Lt. Gov. David Dewhurst has this thing about steroids. He doesn’t use them, but he won’t give up on the idea of testing high school athletes for possible use. So, consequently, the budget bill approved by the Senate Finance Committee, which cuts $4 billion from public education programs, includes $1.8 million for continued, random steroid testing in high school locker rooms.

This is the same budget bill that was having trouble mustering enough votes to be debated on the Senate floor.

Deterring steroid use among young athletes is a worthy cause, but so are funding libraries, fully staffing classrooms, saving educators’ jobs and keeping neighborhood schools open – all of which would be jeopardized if the Senate budget plan were to become law. Jason Embry outlined many of the cuts in the Austin AmericanStatesman this morning. He also listed the steroid spending in his 50 facts about the bill.

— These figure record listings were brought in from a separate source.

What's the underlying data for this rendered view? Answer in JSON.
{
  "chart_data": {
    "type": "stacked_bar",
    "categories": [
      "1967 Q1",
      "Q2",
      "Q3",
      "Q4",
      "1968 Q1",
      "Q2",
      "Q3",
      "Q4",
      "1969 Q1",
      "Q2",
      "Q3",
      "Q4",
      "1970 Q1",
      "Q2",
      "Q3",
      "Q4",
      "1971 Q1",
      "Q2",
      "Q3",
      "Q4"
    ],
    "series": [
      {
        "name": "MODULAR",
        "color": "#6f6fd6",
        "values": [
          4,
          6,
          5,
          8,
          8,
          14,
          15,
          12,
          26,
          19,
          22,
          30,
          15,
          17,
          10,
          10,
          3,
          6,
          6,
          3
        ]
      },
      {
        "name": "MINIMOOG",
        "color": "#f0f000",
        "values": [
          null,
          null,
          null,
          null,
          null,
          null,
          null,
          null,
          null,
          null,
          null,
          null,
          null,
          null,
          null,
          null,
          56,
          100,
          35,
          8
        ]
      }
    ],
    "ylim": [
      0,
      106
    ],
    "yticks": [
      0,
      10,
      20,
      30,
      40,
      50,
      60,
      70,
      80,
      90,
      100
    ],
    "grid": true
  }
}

You could save a lot of teacher jobs with $1.8 million, or keep a lot of lowincome school kids on health care.

Dewhurst would argue that the random testing program is a deterrent to steroid use, and it may be. But, according to an Associated Press story that ran about a year ago, only 20 confirmed cases of steroid use had been found among the nearly 50,000 tests that had been conducted up until that point.

Did the prospect of testing deter many athletes from steroid use? Or, was there never a big problem?